Os estudos de Josué de Castro tinham a característica marcante de não fazerem a separação entre natureza e cultura, meio ambiente e meio social. Por isso, o livro “Geopolítica da Fome”, de 1946, é ainda hoje um referencial internacional quando o assunto é segurança alimentar. Seu caráter universal também é verificado pelo envolvimento com personalidades que participaram do documentário “Josué de Castro, Cidadão do Mundo”, conforme Silvio Tendler expôs:

– Com o filme, tive a chance de entrevistar personagens fantásticos, todos apaixonados por Josué de Castro: Jorge Amado, Betinho, Dom Hélder Câmara, Julião, Raquel de Queiroz, Barbosa Lima Sobrinho. Todos demonstravam uma paixão enorme por Josué de Castro. Percebam com isso a história de toda uma geração num só filme que gira em torno de um só personagem.

Além disso, Silvio Tendler contou brevemente a história do acordo entre Josué de Castro e o cineasta italiano Roberto Rosselini para a realização de um filme. O sociólogo acreditava que o sucesso do cineasta o capacitaria para angariar os custos do projeto cinematográfico. No entanto, Rosselini também confiava os futuros gastos ao prestígio político de Josué de Castro no Brasil. Nesse jogo de impasses, infelizmente o filme não saiu. Grande perda, segundo Tendler.

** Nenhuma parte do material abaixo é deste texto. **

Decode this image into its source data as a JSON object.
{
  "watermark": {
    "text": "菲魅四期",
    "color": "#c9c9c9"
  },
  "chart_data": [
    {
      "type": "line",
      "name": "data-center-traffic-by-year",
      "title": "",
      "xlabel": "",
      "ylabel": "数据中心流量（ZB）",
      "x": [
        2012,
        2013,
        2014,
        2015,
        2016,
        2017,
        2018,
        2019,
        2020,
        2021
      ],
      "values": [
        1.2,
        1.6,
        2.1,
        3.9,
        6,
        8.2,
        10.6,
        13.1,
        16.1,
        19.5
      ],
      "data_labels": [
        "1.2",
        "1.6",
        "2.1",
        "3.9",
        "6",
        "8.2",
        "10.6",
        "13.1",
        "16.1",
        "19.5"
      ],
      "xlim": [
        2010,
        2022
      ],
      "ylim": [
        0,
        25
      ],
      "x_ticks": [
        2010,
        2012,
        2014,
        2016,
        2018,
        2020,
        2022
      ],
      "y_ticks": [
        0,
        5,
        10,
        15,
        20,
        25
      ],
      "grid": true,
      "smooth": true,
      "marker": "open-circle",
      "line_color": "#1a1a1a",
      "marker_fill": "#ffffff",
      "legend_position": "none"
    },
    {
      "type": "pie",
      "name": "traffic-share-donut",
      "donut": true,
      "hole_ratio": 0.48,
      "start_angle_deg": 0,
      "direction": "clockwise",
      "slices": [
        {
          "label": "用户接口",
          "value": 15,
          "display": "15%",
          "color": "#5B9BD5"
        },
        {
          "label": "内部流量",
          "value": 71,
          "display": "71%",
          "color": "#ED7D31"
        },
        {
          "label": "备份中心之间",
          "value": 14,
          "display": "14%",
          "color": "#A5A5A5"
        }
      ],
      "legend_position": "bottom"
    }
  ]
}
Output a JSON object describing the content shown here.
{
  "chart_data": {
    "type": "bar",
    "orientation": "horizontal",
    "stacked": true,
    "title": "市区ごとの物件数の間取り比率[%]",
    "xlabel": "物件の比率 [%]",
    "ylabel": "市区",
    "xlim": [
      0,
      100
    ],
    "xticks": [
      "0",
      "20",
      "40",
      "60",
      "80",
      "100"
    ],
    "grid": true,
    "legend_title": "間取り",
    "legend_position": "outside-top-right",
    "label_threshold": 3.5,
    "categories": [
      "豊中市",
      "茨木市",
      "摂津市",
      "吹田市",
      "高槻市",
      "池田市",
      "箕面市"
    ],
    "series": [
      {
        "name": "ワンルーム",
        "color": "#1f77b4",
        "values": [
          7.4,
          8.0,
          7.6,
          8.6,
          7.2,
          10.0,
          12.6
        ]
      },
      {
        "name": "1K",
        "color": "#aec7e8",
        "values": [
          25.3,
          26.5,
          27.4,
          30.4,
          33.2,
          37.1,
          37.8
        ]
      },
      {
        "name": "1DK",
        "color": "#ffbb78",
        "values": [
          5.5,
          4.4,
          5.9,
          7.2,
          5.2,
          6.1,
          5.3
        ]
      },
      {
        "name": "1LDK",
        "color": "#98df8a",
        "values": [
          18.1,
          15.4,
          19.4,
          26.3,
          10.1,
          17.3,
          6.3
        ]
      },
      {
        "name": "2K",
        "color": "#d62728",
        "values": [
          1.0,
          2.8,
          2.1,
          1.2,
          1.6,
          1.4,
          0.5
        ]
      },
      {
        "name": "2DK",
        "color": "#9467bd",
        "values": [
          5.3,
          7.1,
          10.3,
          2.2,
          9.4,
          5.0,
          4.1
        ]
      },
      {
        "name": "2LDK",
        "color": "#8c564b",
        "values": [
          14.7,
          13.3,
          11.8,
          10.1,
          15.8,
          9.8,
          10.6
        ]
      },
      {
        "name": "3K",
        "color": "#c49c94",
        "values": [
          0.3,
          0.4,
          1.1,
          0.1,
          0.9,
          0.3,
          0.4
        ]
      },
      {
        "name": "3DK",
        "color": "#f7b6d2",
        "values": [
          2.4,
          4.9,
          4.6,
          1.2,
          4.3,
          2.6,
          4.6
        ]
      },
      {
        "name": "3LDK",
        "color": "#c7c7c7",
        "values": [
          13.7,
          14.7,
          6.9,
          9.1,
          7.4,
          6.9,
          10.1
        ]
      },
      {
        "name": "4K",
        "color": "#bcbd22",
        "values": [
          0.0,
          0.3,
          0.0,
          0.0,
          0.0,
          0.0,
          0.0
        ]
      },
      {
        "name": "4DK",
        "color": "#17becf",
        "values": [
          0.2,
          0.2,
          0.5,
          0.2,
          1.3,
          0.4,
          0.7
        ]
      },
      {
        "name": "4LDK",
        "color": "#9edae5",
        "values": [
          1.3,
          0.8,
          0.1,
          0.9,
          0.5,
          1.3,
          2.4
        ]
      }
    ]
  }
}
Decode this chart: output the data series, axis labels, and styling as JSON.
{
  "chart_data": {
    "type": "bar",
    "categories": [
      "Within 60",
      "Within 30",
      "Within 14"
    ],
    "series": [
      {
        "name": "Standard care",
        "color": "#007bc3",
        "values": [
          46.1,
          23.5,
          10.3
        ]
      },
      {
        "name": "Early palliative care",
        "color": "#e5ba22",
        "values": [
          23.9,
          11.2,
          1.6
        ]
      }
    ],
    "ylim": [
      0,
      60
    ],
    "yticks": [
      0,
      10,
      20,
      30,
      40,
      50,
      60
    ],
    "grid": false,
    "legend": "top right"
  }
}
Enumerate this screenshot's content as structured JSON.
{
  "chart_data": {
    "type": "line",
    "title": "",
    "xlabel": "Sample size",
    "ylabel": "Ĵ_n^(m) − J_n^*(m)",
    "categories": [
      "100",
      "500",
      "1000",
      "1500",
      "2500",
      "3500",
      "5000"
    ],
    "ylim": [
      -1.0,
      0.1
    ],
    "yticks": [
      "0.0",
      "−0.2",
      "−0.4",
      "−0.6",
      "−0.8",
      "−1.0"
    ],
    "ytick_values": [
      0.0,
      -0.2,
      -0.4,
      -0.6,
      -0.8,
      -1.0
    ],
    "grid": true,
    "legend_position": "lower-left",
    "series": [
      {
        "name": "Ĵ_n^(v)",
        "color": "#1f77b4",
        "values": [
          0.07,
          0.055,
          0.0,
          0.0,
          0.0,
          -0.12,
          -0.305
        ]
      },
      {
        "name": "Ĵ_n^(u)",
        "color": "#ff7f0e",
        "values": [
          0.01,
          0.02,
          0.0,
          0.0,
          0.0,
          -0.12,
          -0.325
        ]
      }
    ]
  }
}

Francisco Menezes ressaltou a importância da herança deste ator social para aqueles que pretendem promover as necessárias mudanças sociais: “outra contribuição que temos de Josué de Castro é saber articular os diferentes campos das políticas públicas a serviço da redução da desigualdade e do combate à fome. É outro desafio e um aspecto principal que precisamos levar à frente. Ele nos ensina muito sobre o que está acontecendo agora. Estamos numa crise do sistema alimentar mundial. Essa crise não é passageira, ela é estrutural. Temos que de imediato dar conta de seu enfrentamento. Nós, no Brasil, tivemos ganhos importantes em relação ao acesso à alimentação nos últimos anos. Precisamos estar atentos para que esses ganhos não sejam perdidos rapidamente na elevação do preço dos alimentos. Portanto, precisamos de medidas que assegurem o poder de compra, que elevem a capacidade de produzir e abastecer a população no plano local”.